Et on les comprend, car dans un cadre réglementaire qui leur permet aujourd'hui d'imposer leurs propres sous-traitants pour installer la fibre, la stratégie qui consiste parfois à faire appel à des sous-traitants de sous-traitants pour ce type de prestation n'est pas toujours couronnée de succès. C'est l'image désastreuse de ces armoires à fibre optique qui ressemblent parfois à un "plat de nouilles" à force de mauvaises manipulations dans le seul et unique but d'effectuer un raccordement, car les opérateurs en charge de ce type de mission "ne sont payés qu'à partir du moment où ils parviennent à raccorder la ligne", explique le Médiateur des communications électroniques Valérie Alvarez, citée par La Dépêche du Midi.

Il faut dire que les plaintes et les réclamations se multiplient. Ainsi, selon le dernier rapport d'activité publié par cette institution, 36 % des 4 929 avis rendus en 2022 concernaient la fibre, contre 30 % en 2021 et 15 % en 2019. Même son de cloche à l'Afutt, l'Association française des utilisateurs de télécommunications qui annonce avoir recueilli sept fois plus de plaintes pour la fibre que pour les réseaux de téléphone mobile en 2022. Car en cas de problème, personne ne semble en être responsable et les consommateurs, pris dans la tourmente, se retrouvent souvent au cœur d'une désagréable partie de ping-pong où les opérateurs commerciaux et les opérateurs d'infrastructure n'ont de cesse de se renvoyer la balle. "Ce sont des parties de chaises musicales ! Et comme les sous-traitants sont payés au nombre de raccordements en compte, la capacité ne permet pas de raccorder un nouvel abonné, ils en débranchent un qui est opérationnel pour en mettre un nouveau", explique Pierre-Yves Hébert, vice-président de l'Afutt cité par Capital. 

Plan France Très Haut Débit : des services au rabais

Pourtant, officiellement, tout va bien.
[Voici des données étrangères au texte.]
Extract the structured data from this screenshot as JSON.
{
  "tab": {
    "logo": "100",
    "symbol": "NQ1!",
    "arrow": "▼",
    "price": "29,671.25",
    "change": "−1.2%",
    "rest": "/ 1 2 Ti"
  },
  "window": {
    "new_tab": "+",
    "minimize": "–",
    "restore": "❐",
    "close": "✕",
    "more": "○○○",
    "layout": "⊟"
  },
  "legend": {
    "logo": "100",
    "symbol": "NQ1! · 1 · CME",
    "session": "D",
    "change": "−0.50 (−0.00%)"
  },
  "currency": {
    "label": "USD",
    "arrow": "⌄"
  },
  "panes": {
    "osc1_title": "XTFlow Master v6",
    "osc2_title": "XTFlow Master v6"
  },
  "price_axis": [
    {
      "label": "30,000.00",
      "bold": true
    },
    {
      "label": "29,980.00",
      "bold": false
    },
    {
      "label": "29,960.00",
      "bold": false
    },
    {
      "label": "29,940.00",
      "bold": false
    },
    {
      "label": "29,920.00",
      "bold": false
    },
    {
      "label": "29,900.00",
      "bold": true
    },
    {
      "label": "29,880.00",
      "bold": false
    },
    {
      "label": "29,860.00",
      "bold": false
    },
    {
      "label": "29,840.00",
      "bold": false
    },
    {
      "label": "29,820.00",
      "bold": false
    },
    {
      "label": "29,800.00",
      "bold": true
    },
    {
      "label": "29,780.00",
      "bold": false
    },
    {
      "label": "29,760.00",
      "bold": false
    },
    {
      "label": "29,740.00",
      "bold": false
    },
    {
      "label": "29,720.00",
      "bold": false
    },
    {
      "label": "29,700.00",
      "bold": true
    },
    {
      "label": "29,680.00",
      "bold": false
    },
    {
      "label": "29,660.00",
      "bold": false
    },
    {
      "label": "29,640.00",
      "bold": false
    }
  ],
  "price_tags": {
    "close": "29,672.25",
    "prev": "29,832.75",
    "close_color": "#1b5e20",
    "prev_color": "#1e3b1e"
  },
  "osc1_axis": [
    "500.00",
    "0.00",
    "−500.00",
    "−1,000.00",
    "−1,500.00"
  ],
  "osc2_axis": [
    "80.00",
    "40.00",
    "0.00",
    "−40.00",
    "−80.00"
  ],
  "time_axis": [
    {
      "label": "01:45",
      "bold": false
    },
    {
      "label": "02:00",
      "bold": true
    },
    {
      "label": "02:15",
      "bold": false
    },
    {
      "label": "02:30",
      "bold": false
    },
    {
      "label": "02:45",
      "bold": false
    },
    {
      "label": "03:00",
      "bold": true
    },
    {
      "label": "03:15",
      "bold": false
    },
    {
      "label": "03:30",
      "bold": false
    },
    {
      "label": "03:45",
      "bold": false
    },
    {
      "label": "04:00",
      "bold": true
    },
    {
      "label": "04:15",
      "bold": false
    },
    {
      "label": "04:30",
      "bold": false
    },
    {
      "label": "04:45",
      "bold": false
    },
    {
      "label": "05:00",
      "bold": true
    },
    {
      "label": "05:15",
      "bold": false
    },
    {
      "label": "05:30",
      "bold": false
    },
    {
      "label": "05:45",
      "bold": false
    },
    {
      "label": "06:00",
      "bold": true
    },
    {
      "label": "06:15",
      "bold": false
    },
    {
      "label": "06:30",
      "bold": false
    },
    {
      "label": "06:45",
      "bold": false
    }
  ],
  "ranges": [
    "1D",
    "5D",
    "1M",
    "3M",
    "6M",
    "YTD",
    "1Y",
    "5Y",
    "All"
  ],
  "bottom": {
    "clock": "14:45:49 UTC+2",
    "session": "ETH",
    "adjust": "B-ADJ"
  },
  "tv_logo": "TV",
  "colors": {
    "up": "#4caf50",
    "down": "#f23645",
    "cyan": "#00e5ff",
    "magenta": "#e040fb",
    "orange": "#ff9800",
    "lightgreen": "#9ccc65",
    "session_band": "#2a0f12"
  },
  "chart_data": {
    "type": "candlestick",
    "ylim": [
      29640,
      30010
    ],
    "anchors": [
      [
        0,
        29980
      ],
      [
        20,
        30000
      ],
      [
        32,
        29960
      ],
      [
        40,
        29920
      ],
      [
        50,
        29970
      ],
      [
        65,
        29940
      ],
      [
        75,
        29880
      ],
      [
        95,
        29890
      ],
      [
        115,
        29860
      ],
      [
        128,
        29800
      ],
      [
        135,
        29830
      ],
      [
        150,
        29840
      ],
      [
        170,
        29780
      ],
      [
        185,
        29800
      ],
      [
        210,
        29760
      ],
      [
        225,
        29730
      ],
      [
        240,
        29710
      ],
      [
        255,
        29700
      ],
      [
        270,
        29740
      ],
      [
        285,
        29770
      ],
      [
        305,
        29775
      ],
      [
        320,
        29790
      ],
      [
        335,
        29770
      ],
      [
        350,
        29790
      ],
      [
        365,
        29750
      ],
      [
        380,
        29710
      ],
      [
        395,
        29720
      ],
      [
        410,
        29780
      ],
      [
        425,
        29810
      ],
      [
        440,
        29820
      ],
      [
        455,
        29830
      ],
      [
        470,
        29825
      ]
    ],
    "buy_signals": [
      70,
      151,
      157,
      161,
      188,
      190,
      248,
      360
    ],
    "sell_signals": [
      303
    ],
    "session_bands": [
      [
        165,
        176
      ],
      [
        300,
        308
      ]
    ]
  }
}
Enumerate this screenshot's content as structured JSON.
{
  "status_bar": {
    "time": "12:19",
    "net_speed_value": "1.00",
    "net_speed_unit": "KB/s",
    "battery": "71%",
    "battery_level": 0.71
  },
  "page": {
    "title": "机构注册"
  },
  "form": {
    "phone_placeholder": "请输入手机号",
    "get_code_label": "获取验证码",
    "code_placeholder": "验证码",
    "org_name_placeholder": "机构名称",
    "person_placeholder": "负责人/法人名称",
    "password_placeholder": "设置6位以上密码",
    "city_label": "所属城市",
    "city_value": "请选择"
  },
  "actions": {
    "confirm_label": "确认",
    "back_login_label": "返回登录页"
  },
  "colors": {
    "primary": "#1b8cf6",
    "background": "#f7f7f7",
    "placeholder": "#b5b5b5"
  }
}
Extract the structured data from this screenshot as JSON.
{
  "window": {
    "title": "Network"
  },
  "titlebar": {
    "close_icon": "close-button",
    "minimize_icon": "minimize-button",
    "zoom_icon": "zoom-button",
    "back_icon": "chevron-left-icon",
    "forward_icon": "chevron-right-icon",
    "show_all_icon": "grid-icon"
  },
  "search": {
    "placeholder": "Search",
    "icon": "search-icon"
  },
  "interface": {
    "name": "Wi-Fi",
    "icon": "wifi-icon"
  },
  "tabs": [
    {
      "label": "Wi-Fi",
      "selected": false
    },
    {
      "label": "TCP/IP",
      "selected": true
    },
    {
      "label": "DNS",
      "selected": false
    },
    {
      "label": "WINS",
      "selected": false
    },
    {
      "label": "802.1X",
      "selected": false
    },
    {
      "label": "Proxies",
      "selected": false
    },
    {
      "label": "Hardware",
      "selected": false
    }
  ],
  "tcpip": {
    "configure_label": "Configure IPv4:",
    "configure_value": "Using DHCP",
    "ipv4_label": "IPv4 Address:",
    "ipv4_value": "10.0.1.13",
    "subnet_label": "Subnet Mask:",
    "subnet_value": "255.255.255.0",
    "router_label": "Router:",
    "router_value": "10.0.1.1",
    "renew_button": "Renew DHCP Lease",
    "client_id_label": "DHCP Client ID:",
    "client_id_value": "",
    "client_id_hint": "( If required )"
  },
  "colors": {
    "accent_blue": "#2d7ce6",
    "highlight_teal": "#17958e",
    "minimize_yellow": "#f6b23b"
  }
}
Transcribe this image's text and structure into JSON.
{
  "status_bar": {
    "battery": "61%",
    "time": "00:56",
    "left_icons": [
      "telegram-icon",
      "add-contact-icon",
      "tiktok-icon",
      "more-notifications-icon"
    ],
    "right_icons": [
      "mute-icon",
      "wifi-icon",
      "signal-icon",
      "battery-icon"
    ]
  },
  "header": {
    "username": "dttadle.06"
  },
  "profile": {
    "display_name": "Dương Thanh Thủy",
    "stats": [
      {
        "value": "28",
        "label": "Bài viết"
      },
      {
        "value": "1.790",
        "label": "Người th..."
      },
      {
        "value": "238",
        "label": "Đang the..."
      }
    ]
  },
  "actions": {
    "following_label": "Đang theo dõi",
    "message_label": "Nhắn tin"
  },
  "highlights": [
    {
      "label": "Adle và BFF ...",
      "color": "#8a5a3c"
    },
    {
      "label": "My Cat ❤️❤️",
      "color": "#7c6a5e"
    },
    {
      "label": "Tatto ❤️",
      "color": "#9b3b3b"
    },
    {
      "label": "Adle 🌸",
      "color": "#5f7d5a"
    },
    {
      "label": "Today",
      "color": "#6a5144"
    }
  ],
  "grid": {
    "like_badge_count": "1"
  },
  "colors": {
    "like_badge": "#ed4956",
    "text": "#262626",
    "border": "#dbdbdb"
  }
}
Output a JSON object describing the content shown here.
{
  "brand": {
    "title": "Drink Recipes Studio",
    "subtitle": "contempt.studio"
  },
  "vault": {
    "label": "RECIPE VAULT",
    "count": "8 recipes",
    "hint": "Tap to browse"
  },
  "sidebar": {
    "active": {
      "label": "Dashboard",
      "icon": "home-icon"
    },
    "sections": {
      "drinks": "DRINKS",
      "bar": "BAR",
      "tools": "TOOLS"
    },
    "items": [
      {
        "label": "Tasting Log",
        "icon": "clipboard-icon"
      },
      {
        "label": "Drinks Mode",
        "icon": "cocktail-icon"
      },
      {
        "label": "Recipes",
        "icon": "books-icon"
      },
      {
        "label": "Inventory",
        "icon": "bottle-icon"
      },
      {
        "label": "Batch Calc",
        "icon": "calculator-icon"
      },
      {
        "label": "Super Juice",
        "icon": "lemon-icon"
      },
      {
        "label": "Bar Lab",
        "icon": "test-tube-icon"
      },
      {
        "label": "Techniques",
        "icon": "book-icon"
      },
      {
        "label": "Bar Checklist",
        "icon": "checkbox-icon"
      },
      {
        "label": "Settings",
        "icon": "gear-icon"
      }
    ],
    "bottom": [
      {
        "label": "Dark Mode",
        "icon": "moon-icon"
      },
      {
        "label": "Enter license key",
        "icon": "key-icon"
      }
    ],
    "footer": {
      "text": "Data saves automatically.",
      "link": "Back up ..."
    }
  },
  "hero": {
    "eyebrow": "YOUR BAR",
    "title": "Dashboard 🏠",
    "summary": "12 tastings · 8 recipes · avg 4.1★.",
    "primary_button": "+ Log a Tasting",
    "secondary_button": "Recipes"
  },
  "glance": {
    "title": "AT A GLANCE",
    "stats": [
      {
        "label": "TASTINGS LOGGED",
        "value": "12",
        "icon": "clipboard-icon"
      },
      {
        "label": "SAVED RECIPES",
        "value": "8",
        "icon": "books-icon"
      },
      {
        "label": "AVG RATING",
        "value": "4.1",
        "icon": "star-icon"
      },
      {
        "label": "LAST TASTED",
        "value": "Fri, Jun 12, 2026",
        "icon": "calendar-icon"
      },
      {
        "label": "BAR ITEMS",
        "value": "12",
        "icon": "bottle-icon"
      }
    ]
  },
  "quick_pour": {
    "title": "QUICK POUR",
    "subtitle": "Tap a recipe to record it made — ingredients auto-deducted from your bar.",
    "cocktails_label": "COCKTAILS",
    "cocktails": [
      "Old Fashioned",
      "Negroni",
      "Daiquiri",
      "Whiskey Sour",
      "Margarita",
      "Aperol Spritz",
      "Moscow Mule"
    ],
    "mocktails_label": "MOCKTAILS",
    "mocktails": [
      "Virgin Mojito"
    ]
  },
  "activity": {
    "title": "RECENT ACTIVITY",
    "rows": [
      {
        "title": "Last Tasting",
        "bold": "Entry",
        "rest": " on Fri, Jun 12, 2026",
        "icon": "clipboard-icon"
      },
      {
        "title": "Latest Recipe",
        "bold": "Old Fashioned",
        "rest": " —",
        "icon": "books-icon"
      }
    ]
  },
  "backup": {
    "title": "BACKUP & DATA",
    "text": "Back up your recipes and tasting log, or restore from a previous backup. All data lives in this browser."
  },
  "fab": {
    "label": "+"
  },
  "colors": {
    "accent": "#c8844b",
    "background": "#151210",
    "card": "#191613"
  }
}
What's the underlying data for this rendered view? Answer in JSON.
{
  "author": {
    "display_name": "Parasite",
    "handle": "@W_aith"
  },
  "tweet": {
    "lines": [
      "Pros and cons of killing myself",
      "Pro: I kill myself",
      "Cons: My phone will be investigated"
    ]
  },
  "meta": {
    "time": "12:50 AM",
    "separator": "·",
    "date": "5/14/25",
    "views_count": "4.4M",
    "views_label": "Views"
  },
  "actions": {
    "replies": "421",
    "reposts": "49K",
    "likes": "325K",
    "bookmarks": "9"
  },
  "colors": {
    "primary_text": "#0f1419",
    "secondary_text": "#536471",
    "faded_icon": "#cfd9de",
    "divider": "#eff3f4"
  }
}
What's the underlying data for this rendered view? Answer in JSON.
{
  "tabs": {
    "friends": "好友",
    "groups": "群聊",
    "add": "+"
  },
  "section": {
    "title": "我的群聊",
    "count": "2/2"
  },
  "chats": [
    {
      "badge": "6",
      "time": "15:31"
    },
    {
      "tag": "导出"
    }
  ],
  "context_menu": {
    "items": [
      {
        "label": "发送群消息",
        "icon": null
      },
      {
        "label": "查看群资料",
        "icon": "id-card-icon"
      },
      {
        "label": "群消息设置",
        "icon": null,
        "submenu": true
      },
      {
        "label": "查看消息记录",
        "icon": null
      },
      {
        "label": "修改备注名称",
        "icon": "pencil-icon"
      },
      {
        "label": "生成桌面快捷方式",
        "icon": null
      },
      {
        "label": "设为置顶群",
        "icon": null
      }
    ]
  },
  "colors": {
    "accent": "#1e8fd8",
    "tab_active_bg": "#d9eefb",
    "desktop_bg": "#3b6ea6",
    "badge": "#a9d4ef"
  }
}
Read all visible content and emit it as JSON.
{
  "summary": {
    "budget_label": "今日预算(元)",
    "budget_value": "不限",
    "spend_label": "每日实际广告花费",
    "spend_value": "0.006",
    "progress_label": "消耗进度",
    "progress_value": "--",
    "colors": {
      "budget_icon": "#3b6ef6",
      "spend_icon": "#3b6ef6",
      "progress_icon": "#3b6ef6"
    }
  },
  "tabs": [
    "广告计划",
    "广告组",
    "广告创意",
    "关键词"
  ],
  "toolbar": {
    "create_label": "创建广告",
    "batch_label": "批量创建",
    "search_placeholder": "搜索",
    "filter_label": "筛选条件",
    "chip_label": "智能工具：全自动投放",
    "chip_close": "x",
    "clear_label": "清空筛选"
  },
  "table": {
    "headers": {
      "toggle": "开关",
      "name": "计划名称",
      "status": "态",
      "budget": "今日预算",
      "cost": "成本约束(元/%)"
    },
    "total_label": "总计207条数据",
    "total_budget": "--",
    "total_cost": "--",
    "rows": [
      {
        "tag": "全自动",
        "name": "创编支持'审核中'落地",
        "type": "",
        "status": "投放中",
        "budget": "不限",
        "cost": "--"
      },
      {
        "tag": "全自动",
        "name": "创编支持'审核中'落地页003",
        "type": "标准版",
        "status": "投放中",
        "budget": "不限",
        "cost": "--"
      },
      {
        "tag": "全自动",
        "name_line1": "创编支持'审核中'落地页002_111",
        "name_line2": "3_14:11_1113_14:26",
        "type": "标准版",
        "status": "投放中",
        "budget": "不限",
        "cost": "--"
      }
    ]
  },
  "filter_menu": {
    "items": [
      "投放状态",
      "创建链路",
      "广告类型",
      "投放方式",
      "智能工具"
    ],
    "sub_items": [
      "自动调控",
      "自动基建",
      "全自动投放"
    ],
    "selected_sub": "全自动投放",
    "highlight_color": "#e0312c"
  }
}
Le plan France Très Haut Débit, lancé en 2013 par François Hollande, le président de la République de l'époque, tient son objectif de "généraliser, d'ici à 2025, la fibre optique à l'ensemble du territoire". Pourtant, selon l'association UFC-Que Choisir, la réalité est beaucoup plus nuancée. À tel point que près de 12 millions de consommateurs n'auraient toujours pas accès au véritable très haut débit.

En effet, selon l'association, "pour 17,2 % des foyers (soit 11,8 millions de personnes) l'accès à ce très haut débit n'est possible qu'en souscrivant des offres utilisant des technologies hertziennes (4G fixe, THD radio) ou satellitaires". Or, il s'agit de "technologies de second ordre par rapport aux offres utilisant les réseaux filaires traditionnels (fibre, VDSL, câble). Car en pratique beaucoup d'offres non filaires sont rationnées en termes de volume de données utilisables, voire ne proposent pas de services courants comme l'accès à la télévision. De plus, les débits peuvent parfois s'effondrer en fonction des conditions météorologiques ou du nombre d'utilisateurs utilisant simultanément Internet. Et il arrive que les usages permis par le très haut débit (visioconférences, jeux en ligne…) soient tout simplement impossibles".

L'UFC-Que Choisir n'hésite pas à parler d'un très haut débit "au rabais" pour des offres au final plus chères, que ce soit du fait de l'abonnement ou via l'achat ou la location de matériels spécifiques. Pire, ces disparités ne font qu'accroître la fracture numérique géographique. Ainsi, "en ne prenant en compte que les technologies filaires, l'inéligibilité à une offre en très haut débit frappe plus de 20 % des consommateurs dans 45 départements et touche même plus de la moitié des habitants dans trois départements : les Côtes-d'Armor (52,1 %), l'Ardèche (53,5 %) et Mayotte (60,9 %)" constate l'association de défense des intérêts des consommateurs."Plus globalement, ce sont les départements les plus ruraux qui sont les principales victimes de la fracture numérique et près d'un tiers (32,6 %) des 8,8 millions d'habitants des communes de moins de 1 000 habitants ne disposent pas d'une connexion à Internet en très haut débit." On le voit, le tableau est loin d'être idyllique, surtout dans la perspective de la fin du réseau cuivre toujours annoncé pour 2030.